The nurse is caring for a client who is receiving IV gentamicin for a gram-negative infection. Which of the following laboratory results would be of GREATest concern to the nurse?
- A. Creatinine 2.5 mg/dL.
- B. Sodium 140 mEq/L.
- C. Potassium 4.0 mEq/L.
- D. Hemoglobin 13 g/dL.
Correct Answer: A
Rationale: A creatinine of 2.5 mg/dL indicates renal impairment, a serious complication of gentamicin due to nephrotoxicity, requiring immediate evaluation. Options B, C, and D are normal: sodium 140 mEq/L, potassium 4.0 mEq/L, and hemoglobin 13 g/dL do not indicate complications.
The nurse is observing a certified nursing assistant (CNA) caring for a client who has AIDS. Which action, if observed, is not correct?
- A. The CNA wears gloves when cleaning the client after an episode of fecal incontinence.
- B. The CNA uses chlorine bleach to wipe up blood after the client cut himself shaving.
- C. The CNA is observed giving the client a back rub without gloves on.
- D. The CNA wears a mask whenever entering the client's room.
Correct Answer: C
Rationale: Standard precautions require gloves during contact with non-intact skin or bodily fluids, including during a back rub for an AIDS client, to prevent transmission. Gloves for incontinence, bleach for blood, and masks (if indicated) are appropriate.
An adult has completed an alcohol detoxification program and is being discharged with disulfiram (Antabuse). Which statement that the client makes indicates a need for more teaching?

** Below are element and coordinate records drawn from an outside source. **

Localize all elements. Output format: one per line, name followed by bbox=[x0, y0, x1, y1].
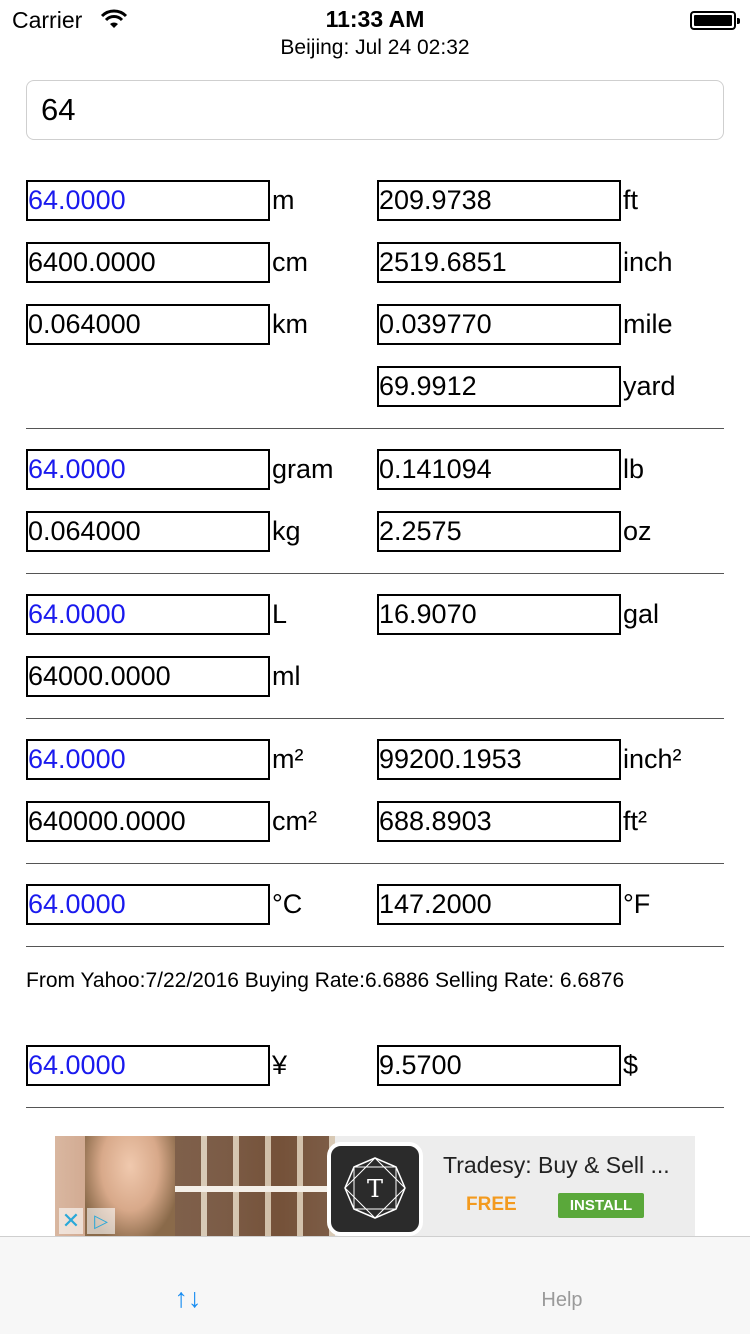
fahrenheit-field[interactable] bbox=[377, 884, 621, 925]
section-divider bbox=[26, 863, 724, 864]
mile-unit: mile bbox=[623, 309, 673, 339]
kilogram-field[interactable] bbox=[26, 511, 270, 552]
pound-field[interactable] bbox=[377, 449, 621, 490]
ad-banner[interactable]: ✕ ▷ T Tradesy: Buy & Sell ... FREE INSTA… bbox=[55, 1136, 695, 1236]
gram-unit: gram bbox=[272, 454, 334, 484]
section-divider bbox=[26, 718, 724, 719]
install-button[interactable]: INSTALL bbox=[558, 1193, 644, 1218]
section-divider bbox=[26, 946, 724, 947]
centimeter-field[interactable] bbox=[26, 242, 270, 283]
status-bar: Carrier 11:33 AM Beijing: Jul 24 02:32 bbox=[0, 0, 750, 59]
gallon-field[interactable] bbox=[377, 594, 621, 635]
inch-field[interactable] bbox=[377, 242, 621, 283]
kilometer-unit: km bbox=[272, 309, 308, 339]
feet-field[interactable] bbox=[377, 180, 621, 221]
feet-unit: ft bbox=[623, 185, 639, 215]
clock: 11:33 AM bbox=[325, 6, 425, 32]
kilometer-field[interactable] bbox=[26, 304, 270, 345]
dollar-field[interactable] bbox=[377, 1045, 621, 1086]
pound-unit: lb bbox=[623, 454, 645, 484]
yuan-unit: ¥ bbox=[272, 1050, 288, 1080]
beijing-time: Beijing: Jul 24 02:32 bbox=[280, 36, 470, 59]
gallon-unit: gal bbox=[623, 599, 660, 629]
exchange-rate-info: From Yahoo:7/22/2016 Buying Rate:6.6886 … bbox=[26, 969, 625, 992]
mile-field[interactable] bbox=[377, 304, 621, 345]
square-inch-unit: inch² bbox=[623, 744, 682, 774]
ad-title: Tradesy: Buy & Sell ... bbox=[443, 1152, 670, 1178]
battery-icon bbox=[690, 11, 740, 30]
gram-field[interactable] bbox=[26, 449, 270, 490]
milliliter-unit: ml bbox=[272, 661, 301, 691]
square-centimeter-field[interactable] bbox=[26, 801, 270, 842]
dollar-unit: $ bbox=[623, 1050, 639, 1080]
ounce-field[interactable] bbox=[377, 511, 621, 552]
meter-unit: m bbox=[272, 185, 295, 215]
kilogram-unit: kg bbox=[272, 516, 301, 546]
meter-field[interactable] bbox=[26, 180, 270, 221]
app-logo-icon: T bbox=[327, 1142, 423, 1236]
tab-bar: ↑↓ Help bbox=[0, 1236, 750, 1334]
square-inch-field[interactable] bbox=[377, 739, 621, 780]
ad-close-icon[interactable]: ✕ bbox=[59, 1208, 83, 1234]
inch-unit: inch bbox=[623, 247, 673, 277]
fahrenheit-unit: °F bbox=[623, 889, 651, 919]
yard-unit: yard bbox=[623, 371, 676, 401]
section-divider bbox=[26, 573, 724, 574]
yuan-field[interactable] bbox=[26, 1045, 270, 1086]
svg-text:T: T bbox=[367, 1175, 383, 1203]
celsius-unit: °C bbox=[272, 889, 303, 919]
centimeter-unit: cm bbox=[272, 247, 308, 277]
ad-price: FREE bbox=[466, 1194, 517, 1215]
liter-unit: L bbox=[272, 599, 288, 629]
ad-choices-icon[interactable]: ▷ bbox=[87, 1208, 115, 1234]
amount-input[interactable] bbox=[26, 80, 724, 140]
square-foot-unit: ft² bbox=[623, 806, 647, 836]
swap-arrows-icon[interactable]: ↑↓ bbox=[150, 1283, 226, 1313]
celsius-field[interactable] bbox=[26, 884, 270, 925]
ounce-unit: oz bbox=[623, 516, 652, 546]
liter-field[interactable] bbox=[26, 594, 270, 635]
yard-field[interactable] bbox=[377, 366, 621, 407]
square-foot-field[interactable] bbox=[377, 801, 621, 842]
square-meter-field[interactable] bbox=[26, 739, 270, 780]
square-meter-unit: m² bbox=[272, 744, 304, 774]
section-divider bbox=[26, 1107, 724, 1108]
section-divider bbox=[26, 428, 724, 429]
help-tab[interactable]: Help bbox=[500, 1289, 624, 1312]
square-centimeter-unit: cm² bbox=[272, 806, 317, 836]
milliliter-field[interactable] bbox=[26, 656, 270, 697]
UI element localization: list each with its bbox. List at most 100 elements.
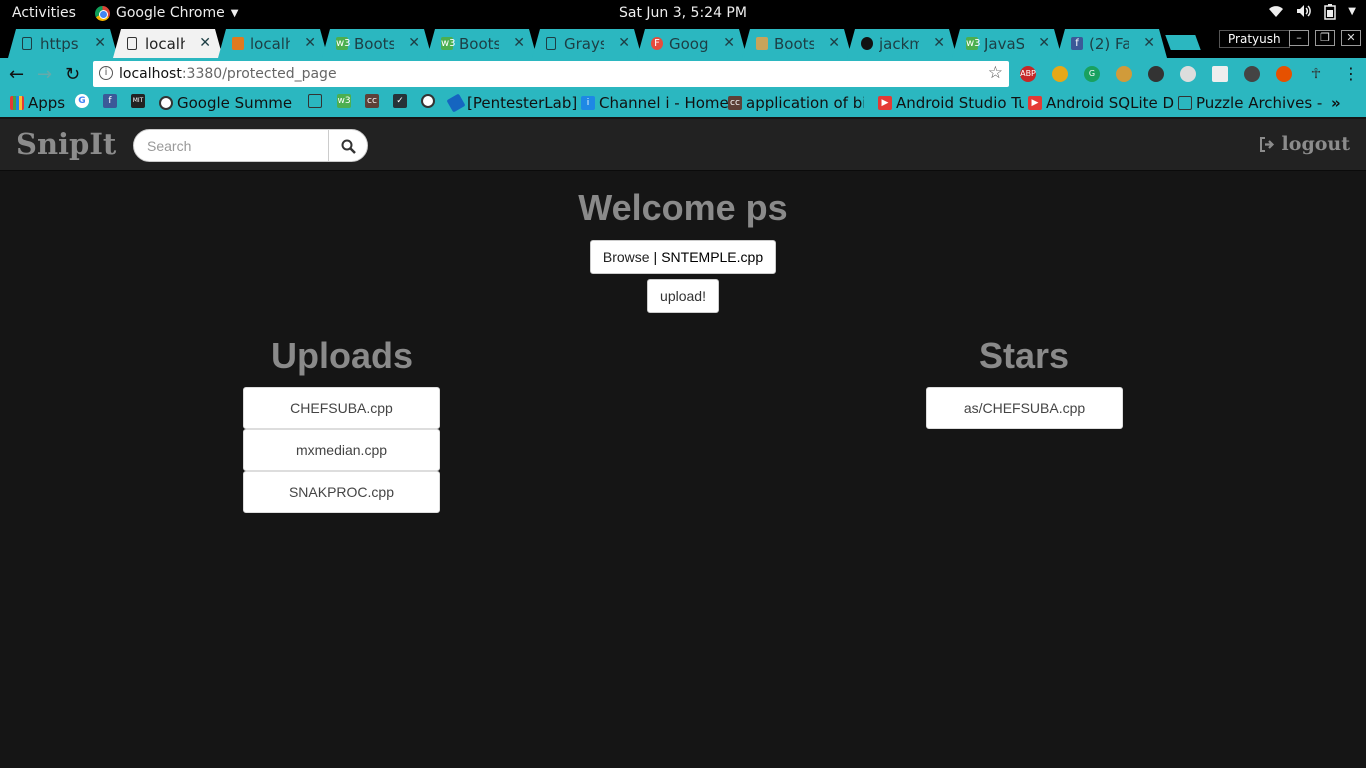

- A. I have learned my lesson. I won't drink more than two beers.'
- B. I will not use mouthwash while I am taking Antabuse.'
- C. I should take the Antabuse every day.'
- D. If I have to go to the emergency room for any reason, I will tell them I take Antabuse.'
Correct Answer: A
Rationale: Planning to drink alcohol (even minimally) while on disulfiram indicates misunderstanding, as it causes severe reactions with alcohol. Other statements show proper understanding.
An adult is on a clear liquid diet. Which food should the nurse offer him?
- A. A milkshake
- B. Fruited gelatin
- C. Sherbet
- D. Apple juice
Correct Answer: D
Rationale: Apple juice is a clear liquid, appropriate for a clear liquid diet. Milkshakes and sherbet contain dairy, and fruited gelatin may have solids, making them unsuitable.